За несколько лет до этого я служил офицером на частной паровой яхте очень богатого аристократа. Он происходил из семьи, фанатично преданной католической церкви и всем ее интересам. Несколько австрийских монахинь из ордена, состоящего исключительно из дев благородных, собирались отправиться в Рим на аудиенцию к самому Папе Римскому. Мой сиятельный работодатель предоставил в распоряжение монахинь свою яхту, и мы встретили их в Триесте. Женщины несколько раз собирались посидеть на палубе – как на пути туда, так и на обратном. Я наблюдал за ними столько, сколько мог, потому что я никогда не видел таких человеческих существ, а повидал я на своем веку многих. Их лица, казалось, говорили о долгой родословной храбрых и благородных мужчин, нежных и непорочных женщин. На этих лицах не было и следа какого-либо зла, таившегося в их обладательницах или когда-нибудь по-настоящему на них повлиявшего. Поистине, святые лица, образцово-монашеские.

Что ж, лица сирен были такими же – только еще более невыразимо совершенными. В них не было ни коварства, ни жестокости, ни удовольствия от использования своей власти, ни даже ее осознания, похоже. То, что я находился рядом, круг зачарованных, горы костей безымянных жертв – все это будто не представало перед ними. Лики сирен выражали только одну эмоцию: полное погружение в экстаз пения, извечную увлеченность художника своим искусством. Я обошел их со всех сторон, разглядывая то во все глаза, то в подзорную трубу с короткой фокусировкой. Чешуя сирен была очень коротка и плотна, как мех тюленьей шкуры, и полностью покрывала их от горла и ниже, до самых кончиков пальцев и подошв пят. Они не двигались особо – разве что садились, чтобы спеть, или укладывались спать. Иногда обе пели вместе, иногда поочередно, но, если одна отдыхала, другая пела – и так без остановки.

Я, конечно, не мог слышать их голоса – я, черт возьми, глух, – но один вид сирен очаровал меня настолько, что я забыл о своей усталости от беспокойства и бессонницы. Я позабыл о солнце в зените, о еде и питье, о своих товарищах по кораблю… обо всем.

Но, поскольку Бог милостиво, как оказалось, лишил меня слуха, это помрачение было временным. Я начал смотреть в другую сторону, а не на сирен. Мой взгляд снова обратился к мужчинам. Я вновь предпринял тщетные попытки прицелиться, выстрелить, сразить хотя бы одну из этих дочерей неизведанного… и не сумел.

Я вернулся к своей шлюпке и выпил много воды. Я съел пару сухарей. Затем я обошел мужчин по кругу, пытаясь всякими способами оттянуть их внимание на себя. Они все так же, как и прежде, не проявляли интереса ни к чему, кроме желания слушать, слушать, слушать.

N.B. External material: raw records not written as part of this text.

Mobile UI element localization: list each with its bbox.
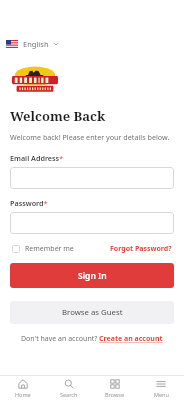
staticText: Sign In	[78, 270, 107, 282]
button[interactable]: Browse as Guest	[10, 301, 174, 324]
button[interactable]: Forgot Password?	[108, 242, 174, 256]
staticText: Email Address*	[10, 153, 64, 163]
staticText: Don't have an account? Create an account	[21, 334, 163, 344]
staticText: Welcome back! Please enter your details …	[10, 132, 170, 142]
button[interactable]: Menu	[138, 376, 184, 400]
staticText: Browse	[105, 391, 125, 398]
button[interactable]	[10, 167, 174, 189]
staticText: Browse as Guest	[62, 307, 123, 318]
staticText: Search	[60, 391, 78, 398]
button[interactable]: English	[5, 36, 60, 52]
button[interactable]	[10, 212, 174, 234]
staticText: Welcome Back	[10, 107, 106, 125]
staticText: Menu	[154, 391, 169, 398]
staticText: Password*	[10, 198, 48, 208]
button[interactable]: Home	[0, 376, 46, 400]
staticText: Home	[15, 391, 31, 398]
staticText: English	[23, 39, 49, 49]
staticText: Remember me	[25, 244, 74, 254]
button[interactable]: Don't have an account? Create an account	[10, 334, 174, 344]
button[interactable]: Browse	[92, 376, 138, 400]
button[interactable]: Search	[46, 376, 92, 400]
button[interactable]: Sign In	[10, 263, 174, 288]
button[interactable]: Remember me	[10, 242, 76, 256]
staticText: Forgot Password?	[110, 244, 172, 254]
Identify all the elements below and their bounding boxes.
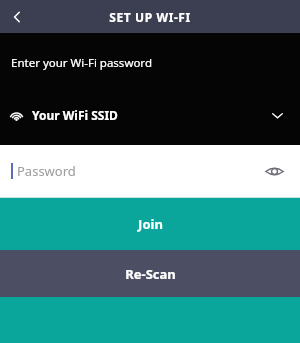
staticText: Your WiFi SSID [32,107,118,123]
staticText: Re-Scan [125,265,176,283]
button[interactable]: Join [0,198,300,250]
button[interactable]: Re-Scan [0,250,300,297]
button[interactable]: Your WiFi SSID [0,98,300,132]
button[interactable]: Back [0,0,34,33]
staticText: SET UP WI-FI [109,9,191,25]
staticText: Enter your Wi-Fi password [11,55,152,71]
button[interactable]: Password [0,145,300,197]
staticText: Password [17,162,76,180]
staticText: Join [138,215,163,233]
button[interactable]: Show password [261,158,287,184]
other: Expand network list [268,106,286,124]
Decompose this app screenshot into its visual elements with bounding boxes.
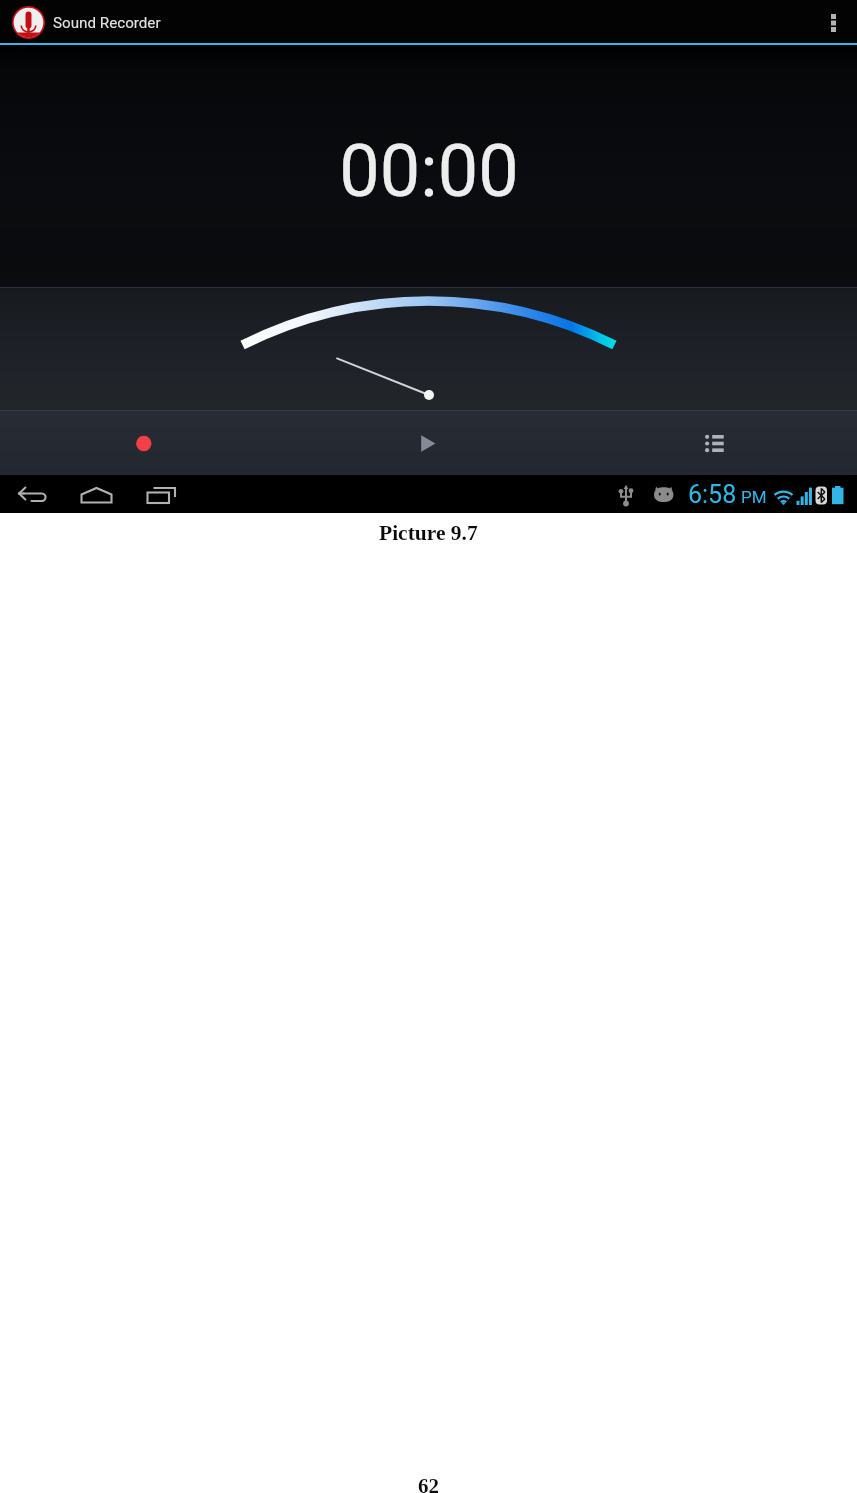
staticText: Sound Recorder (53, 14, 161, 32)
button[interactable]: Recordings list (571, 410, 857, 475)
button[interactable]: Back (8, 475, 56, 513)
staticText: 6:58 (688, 480, 737, 509)
staticText: 62 (418, 1474, 439, 1493)
button[interactable]: More options (810, 1, 856, 44)
staticText: Picture 9.7 (379, 521, 478, 545)
button[interactable]: Recent apps (136, 475, 184, 513)
staticText: PM (741, 487, 767, 507)
button[interactable]: Status bar, 6:58 PM (617, 475, 857, 513)
button[interactable]: Home (72, 475, 120, 513)
staticText: 00:00 (339, 129, 519, 213)
button[interactable]: Record (0, 410, 285, 475)
button[interactable]: Play (285, 410, 571, 475)
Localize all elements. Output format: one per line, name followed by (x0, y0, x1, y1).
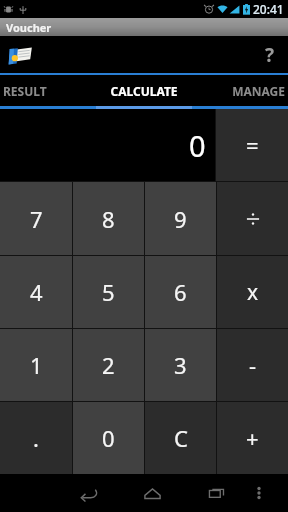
button[interactable]: 5 (73, 256, 144, 328)
staticText: + (246, 423, 259, 453)
staticText: CALCULATE (99, 83, 189, 99)
button[interactable]: 8 (73, 182, 144, 255)
staticText: . (33, 423, 39, 453)
staticText: 0 (102, 423, 115, 453)
button[interactable]: - (217, 329, 288, 401)
staticText: 7 (30, 204, 43, 234)
button[interactable]: More options (238, 474, 279, 512)
staticText: 20:41 (253, 1, 284, 17)
staticText: 5 (102, 277, 115, 307)
button[interactable]: Voucher app icon (5, 40, 35, 70)
button[interactable]: Back (67, 474, 110, 512)
staticText: = (246, 130, 259, 160)
staticText: C (174, 423, 188, 453)
button[interactable]: 1 (0, 329, 72, 401)
button[interactable]: Help (252, 36, 288, 73)
button[interactable]: + (217, 402, 288, 474)
button[interactable]: x (217, 256, 288, 328)
button[interactable] (217, 182, 288, 255)
staticText: - (249, 350, 257, 380)
button[interactable]: Home (131, 474, 174, 512)
button[interactable]: CALCULATE (96, 75, 192, 106)
staticText: 2 (102, 350, 115, 380)
button[interactable]: 9 (145, 182, 216, 255)
staticText: 9 (174, 204, 187, 234)
staticText: RESULT (3, 83, 93, 99)
staticText: 1 (30, 350, 43, 380)
button[interactable]: 4 (0, 256, 72, 328)
staticText: MANAGE (195, 83, 285, 99)
staticText: x (247, 278, 259, 307)
button[interactable]: RESULT (0, 75, 96, 106)
button[interactable]: . (0, 402, 72, 474)
button[interactable]: MANAGE (192, 75, 288, 106)
button[interactable]: Recent apps (195, 474, 238, 512)
staticText: Voucher (6, 20, 52, 35)
button[interactable]: 6 (145, 256, 216, 328)
staticText: 8 (102, 204, 115, 234)
button[interactable]: 7 (0, 182, 72, 255)
staticText: ? (265, 42, 275, 68)
button[interactable]: 3 (145, 329, 216, 401)
staticText: 3 (174, 350, 187, 380)
button[interactable]: = (216, 109, 288, 181)
button[interactable]: 2 (73, 329, 144, 401)
staticText: 4 (30, 277, 43, 307)
button[interactable]: 0 (73, 402, 144, 474)
staticText: 0 (189, 126, 206, 165)
staticText: 6 (174, 277, 187, 307)
button[interactable]: C (145, 402, 216, 474)
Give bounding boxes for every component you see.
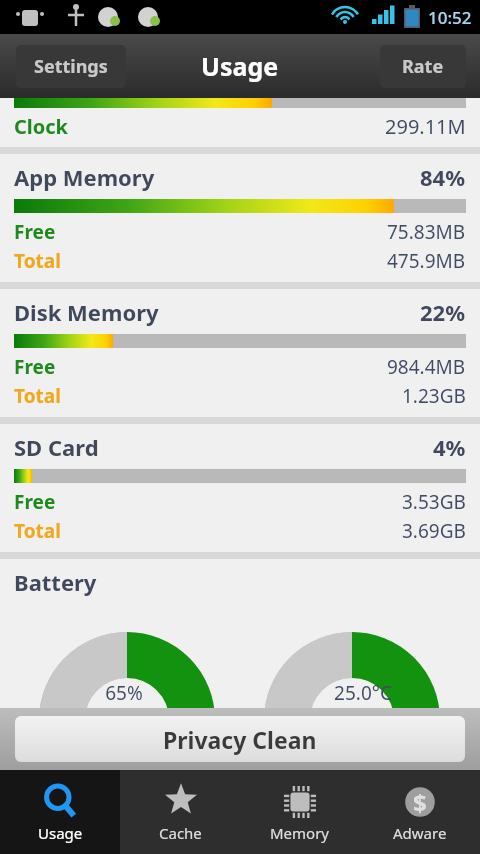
staticText: 3.53GB <box>402 489 466 515</box>
button[interactable]: Rate <box>380 45 466 88</box>
staticText: 10:52 <box>428 6 472 29</box>
staticText: Memory <box>270 823 330 843</box>
staticText: 4% <box>433 432 466 462</box>
staticText: Settings <box>34 54 108 79</box>
staticText: Battery <box>14 567 97 597</box>
button[interactable]: Battery <box>0 559 480 708</box>
staticText: Total <box>14 518 61 544</box>
button[interactable]: Cache <box>120 770 240 854</box>
staticText: 65% <box>105 680 143 706</box>
staticText: Adware <box>393 823 447 843</box>
button[interactable]: Privacy Clean <box>15 716 465 762</box>
staticText: App Memory <box>14 162 155 192</box>
staticText: Free <box>14 489 56 515</box>
button[interactable]: App Memory <box>0 154 480 282</box>
button[interactable]: Adware <box>360 770 480 854</box>
button[interactable]: Usage <box>0 770 120 854</box>
staticText: 299.11M <box>385 113 466 140</box>
staticText: 84% <box>420 162 466 192</box>
button[interactable]: Settings <box>16 45 126 88</box>
staticText: 22% <box>420 297 466 327</box>
staticText: Usage <box>201 49 279 83</box>
staticText: Privacy Clean <box>163 724 317 755</box>
staticText: Free <box>14 219 56 245</box>
button[interactable]: SD Card <box>0 424 480 552</box>
staticText: Clock <box>14 113 69 140</box>
staticText: Cache <box>159 823 202 843</box>
staticText: 3.69GB <box>402 518 466 544</box>
staticText: Usage <box>38 823 83 843</box>
staticText: 75.83MB <box>387 219 466 245</box>
staticText: Total <box>14 248 61 274</box>
button[interactable]: Memory <box>240 770 360 854</box>
button[interactable]: Disk Memory <box>0 289 480 417</box>
staticText: 25.0°C <box>334 680 392 706</box>
staticText: 1.23GB <box>402 383 466 409</box>
button[interactable]: Clock <box>0 98 480 147</box>
staticText: 475.9MB <box>387 248 466 274</box>
staticText: Disk Memory <box>14 297 159 327</box>
staticText: 984.4MB <box>387 354 466 380</box>
staticText: Free <box>14 354 56 380</box>
staticText: Total <box>14 383 61 409</box>
staticText: SD Card <box>14 432 99 462</box>
staticText: $ <box>413 786 427 819</box>
staticText: Rate <box>402 54 444 79</box>
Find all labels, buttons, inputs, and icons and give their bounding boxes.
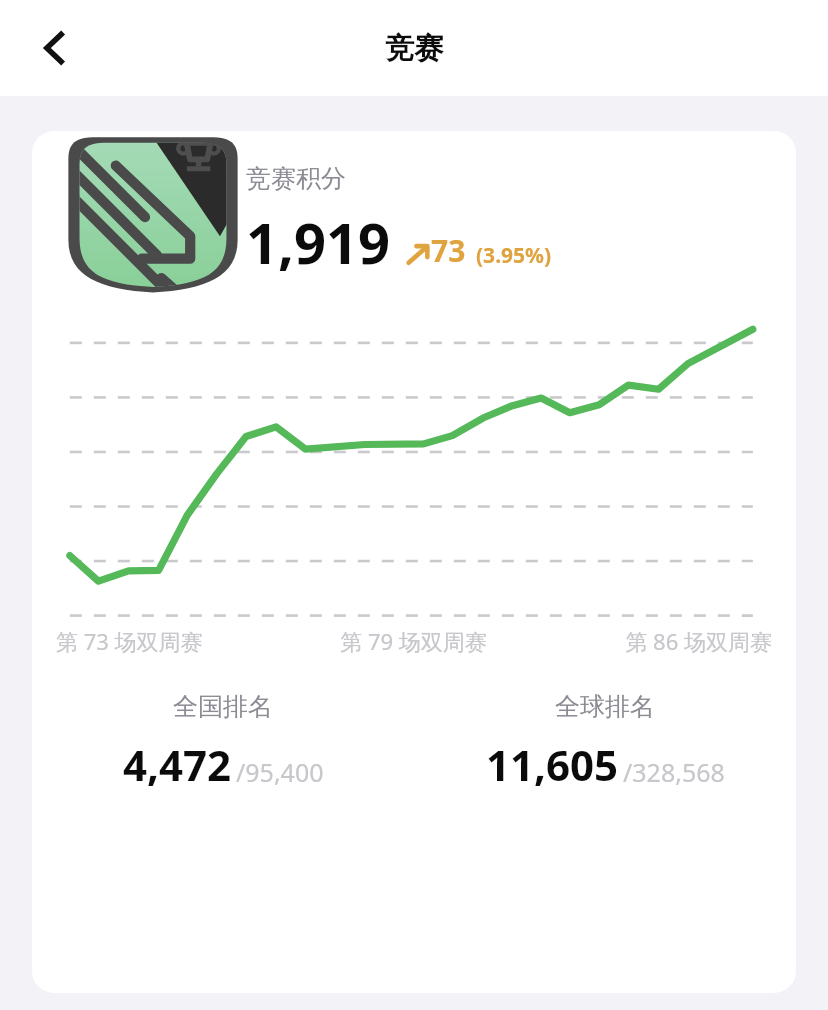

Я обогнул груду костей. Среди черепов и развалившихся грудных клеток я выискал кожаные сапоги, несколько крепких ремней, ножи в футлярах, ружья различных моделей, пистолеты, часы, золотые кольца и монеты, много монет из меди, серебра и золота. Трава была короткой, не более трех дюймов в высоту, а земля под ней гладкой – в совокупности все это, как я уже сказал, напоминало ухоженный газон.

Кости были разного возраста, но все старые, за исключением двух скелетов, лежащих рядом, прямо за грудой – в том месте, где сидели мужчины. На одном черепе сохранились каким-то чудом золотистые локоны, поблекшие – но при жизни обладательницы, очевидно, бывшие прекрасными. Значит, и женщины – тоже…

Я вернулся к лодке, поплыл на всех веслах к лагерю, подстрелил кабана, зажарил его, завернул дымящееся мясо в свежие листья и двинулся обратно к островку. До захода солнца оставалось недолго.